M helps lead the singing in chapel, she bounces, smiles, waves her hands. Later she says she was nervous before it started but when she got on stage she realized it was fine.
P wants to ride her bike so she doesn’t forget. The other girls are eager to ride bikes that have been getting repairs for a month. So after supper we go to the track, the light is dim, it is quiet. J leaves the track to ride back and forth over bumps, grass, anything for an extra challenge. M falls and scrapes her ankle, insists she cannot move, but soon is riding fast, pushing past fear to fly down the hill. P works hard, tries to start by herself, whimpers for mom. When we get back, their feet are red, their bodies smell like the hard work of childhood. So we fill the bath with white bubbles, and they soak side by side while I read George MacDonald. J says her Homework Bible Verse. M holds bubbles to her lips. P creates a kitchen, pours water over the floor.

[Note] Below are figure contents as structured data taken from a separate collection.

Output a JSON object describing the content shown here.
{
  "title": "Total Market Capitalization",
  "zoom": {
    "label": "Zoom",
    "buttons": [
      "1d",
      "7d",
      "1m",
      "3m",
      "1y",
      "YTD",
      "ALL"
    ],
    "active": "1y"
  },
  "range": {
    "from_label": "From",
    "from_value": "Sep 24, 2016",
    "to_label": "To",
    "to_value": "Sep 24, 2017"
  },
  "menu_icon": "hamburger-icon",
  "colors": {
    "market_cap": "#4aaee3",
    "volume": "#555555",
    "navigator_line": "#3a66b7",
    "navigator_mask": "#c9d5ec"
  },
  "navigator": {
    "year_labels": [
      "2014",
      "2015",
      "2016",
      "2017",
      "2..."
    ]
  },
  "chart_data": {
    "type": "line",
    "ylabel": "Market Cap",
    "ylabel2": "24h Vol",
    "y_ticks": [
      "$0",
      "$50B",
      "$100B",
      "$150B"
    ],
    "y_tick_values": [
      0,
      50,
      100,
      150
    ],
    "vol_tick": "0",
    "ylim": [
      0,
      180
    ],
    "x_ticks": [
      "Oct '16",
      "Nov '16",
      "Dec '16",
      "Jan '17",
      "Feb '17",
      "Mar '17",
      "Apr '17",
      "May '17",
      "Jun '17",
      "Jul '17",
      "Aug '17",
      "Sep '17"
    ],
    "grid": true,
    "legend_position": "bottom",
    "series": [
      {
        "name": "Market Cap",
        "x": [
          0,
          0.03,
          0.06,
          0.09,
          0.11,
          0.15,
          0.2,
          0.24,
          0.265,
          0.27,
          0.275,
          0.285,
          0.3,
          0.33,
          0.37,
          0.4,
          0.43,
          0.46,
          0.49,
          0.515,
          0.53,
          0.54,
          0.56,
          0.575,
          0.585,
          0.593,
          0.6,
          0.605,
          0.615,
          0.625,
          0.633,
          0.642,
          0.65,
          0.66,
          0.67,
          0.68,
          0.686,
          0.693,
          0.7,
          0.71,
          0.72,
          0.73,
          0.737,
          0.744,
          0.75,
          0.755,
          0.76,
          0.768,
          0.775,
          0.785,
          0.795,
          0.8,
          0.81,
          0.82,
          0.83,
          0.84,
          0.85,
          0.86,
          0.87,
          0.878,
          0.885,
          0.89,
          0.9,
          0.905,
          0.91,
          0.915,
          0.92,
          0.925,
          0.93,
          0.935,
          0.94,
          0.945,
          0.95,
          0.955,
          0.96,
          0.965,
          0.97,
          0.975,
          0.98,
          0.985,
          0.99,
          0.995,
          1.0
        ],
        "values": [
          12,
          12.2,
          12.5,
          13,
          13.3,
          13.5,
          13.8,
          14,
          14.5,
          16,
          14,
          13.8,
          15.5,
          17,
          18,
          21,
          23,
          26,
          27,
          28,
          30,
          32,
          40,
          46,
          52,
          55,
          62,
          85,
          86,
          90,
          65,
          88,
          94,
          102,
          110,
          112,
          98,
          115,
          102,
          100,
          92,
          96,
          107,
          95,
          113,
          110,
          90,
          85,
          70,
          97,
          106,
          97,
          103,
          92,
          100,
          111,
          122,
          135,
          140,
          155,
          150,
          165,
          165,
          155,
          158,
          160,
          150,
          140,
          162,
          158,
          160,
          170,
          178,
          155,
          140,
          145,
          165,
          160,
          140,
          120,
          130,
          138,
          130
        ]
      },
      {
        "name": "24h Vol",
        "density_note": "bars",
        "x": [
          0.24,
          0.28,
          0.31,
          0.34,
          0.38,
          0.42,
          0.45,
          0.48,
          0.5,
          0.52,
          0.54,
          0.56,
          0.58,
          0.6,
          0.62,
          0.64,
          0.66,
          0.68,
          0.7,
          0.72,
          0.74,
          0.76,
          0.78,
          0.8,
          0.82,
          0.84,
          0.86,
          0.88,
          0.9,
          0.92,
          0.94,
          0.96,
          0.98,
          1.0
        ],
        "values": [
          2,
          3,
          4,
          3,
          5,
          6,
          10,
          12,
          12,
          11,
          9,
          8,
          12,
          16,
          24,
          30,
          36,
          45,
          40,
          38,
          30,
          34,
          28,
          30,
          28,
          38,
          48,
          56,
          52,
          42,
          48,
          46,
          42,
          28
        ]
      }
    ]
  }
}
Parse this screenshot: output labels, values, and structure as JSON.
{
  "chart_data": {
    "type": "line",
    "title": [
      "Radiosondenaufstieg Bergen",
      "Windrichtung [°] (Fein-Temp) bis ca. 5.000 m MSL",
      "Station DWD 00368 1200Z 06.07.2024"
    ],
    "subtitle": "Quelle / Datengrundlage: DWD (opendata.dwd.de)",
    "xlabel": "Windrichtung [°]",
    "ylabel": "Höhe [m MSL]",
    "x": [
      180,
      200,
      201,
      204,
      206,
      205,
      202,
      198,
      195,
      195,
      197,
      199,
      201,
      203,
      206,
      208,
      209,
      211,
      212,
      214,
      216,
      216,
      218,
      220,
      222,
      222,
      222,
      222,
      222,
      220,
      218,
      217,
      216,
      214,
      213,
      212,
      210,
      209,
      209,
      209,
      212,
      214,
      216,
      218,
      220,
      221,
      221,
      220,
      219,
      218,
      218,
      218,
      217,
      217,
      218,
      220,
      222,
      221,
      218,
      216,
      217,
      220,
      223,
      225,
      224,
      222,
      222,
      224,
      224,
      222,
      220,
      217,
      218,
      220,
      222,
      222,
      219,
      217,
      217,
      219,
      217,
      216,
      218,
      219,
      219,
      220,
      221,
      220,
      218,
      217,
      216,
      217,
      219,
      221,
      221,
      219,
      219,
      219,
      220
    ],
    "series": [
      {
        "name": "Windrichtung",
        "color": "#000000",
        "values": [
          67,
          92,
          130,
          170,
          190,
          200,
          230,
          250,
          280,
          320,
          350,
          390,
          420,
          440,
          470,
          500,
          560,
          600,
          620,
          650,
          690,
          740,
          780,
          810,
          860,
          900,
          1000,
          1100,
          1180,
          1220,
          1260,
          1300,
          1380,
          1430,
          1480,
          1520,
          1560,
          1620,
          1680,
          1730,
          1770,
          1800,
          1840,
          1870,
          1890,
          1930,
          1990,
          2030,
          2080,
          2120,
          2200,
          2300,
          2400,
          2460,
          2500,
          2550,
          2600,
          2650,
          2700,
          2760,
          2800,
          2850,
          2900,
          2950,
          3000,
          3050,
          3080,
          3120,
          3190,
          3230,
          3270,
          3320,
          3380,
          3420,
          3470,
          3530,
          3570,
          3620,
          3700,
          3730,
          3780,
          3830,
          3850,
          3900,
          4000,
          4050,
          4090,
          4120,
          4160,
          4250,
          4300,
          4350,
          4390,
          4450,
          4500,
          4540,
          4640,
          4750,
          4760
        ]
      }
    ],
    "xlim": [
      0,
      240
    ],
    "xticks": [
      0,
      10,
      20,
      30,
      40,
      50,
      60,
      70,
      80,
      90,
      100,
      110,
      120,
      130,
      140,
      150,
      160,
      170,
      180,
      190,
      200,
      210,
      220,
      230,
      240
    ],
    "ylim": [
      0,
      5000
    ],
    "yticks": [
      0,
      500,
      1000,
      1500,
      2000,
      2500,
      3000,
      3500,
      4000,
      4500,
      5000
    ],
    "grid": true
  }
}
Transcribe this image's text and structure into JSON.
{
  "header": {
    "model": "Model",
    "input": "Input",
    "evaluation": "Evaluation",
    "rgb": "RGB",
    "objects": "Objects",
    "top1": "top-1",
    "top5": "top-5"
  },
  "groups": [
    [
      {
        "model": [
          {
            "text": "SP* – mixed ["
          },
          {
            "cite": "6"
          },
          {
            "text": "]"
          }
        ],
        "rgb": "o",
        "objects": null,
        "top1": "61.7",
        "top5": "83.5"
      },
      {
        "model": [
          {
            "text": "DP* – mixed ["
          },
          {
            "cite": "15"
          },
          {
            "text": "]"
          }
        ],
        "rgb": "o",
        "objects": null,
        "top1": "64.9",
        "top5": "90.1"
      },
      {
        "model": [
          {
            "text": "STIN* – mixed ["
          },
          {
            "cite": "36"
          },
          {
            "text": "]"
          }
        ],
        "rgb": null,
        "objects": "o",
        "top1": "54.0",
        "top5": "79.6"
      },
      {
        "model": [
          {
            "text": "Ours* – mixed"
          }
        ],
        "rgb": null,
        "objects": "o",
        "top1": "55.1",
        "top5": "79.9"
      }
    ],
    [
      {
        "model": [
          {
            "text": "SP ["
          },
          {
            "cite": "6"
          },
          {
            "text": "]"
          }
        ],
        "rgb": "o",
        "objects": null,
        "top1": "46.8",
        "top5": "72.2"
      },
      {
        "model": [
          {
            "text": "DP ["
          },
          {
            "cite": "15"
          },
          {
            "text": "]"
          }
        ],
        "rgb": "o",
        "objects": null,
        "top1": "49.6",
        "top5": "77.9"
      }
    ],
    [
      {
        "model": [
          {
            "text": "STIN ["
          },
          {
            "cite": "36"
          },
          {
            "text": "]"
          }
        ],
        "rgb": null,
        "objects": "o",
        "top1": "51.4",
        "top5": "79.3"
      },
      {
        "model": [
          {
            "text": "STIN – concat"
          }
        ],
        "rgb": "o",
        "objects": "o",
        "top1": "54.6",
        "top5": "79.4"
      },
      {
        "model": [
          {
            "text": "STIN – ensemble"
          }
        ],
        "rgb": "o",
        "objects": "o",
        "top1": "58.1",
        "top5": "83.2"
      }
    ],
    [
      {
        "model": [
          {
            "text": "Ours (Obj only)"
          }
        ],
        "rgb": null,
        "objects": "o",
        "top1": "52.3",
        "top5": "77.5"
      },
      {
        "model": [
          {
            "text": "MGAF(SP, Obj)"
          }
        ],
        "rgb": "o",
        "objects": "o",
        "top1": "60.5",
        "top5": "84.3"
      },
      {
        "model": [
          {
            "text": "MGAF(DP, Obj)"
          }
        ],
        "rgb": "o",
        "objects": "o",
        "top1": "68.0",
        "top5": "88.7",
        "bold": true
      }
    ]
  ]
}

Tonight the air is perfect. Clear. Warm. We can’t stop noticing it, can’t bear to bring the dishes inside and miss even a moment. Light falls in horizontal lines through the banana trees, then slips away while we watch. We light candles stuck in old wine bottles. The girls sing songs from Frozen, songs from chapel, songs they make up about colours. We laugh and clap, lean back on embroidered pillows, watch the silhouettes of bats.
The girls strike dramatic theatre poses, like opera stars, the candle spotlights giving them confidence. Their voices carry across the valley.
M walks without sound down the hall. Her sisters are asleep. Her eyes are red. She stands by my chair in a white tanktop, pink pajama pants and waits. Nothing is wrong, she has no questions, she just needs to be near me for a few minutes before she can face the night again. I kiss her shoulder, smell her hair. The faint smell of vinegar and warmth.
We celebrate the week with pasta and gelati. Clink glasses after toasts to P’s bike riding and the older girls’ happy weeks. P and M spin circles by the tables. J curls in Phil’s lap, her stomach hurting, his arms big enough.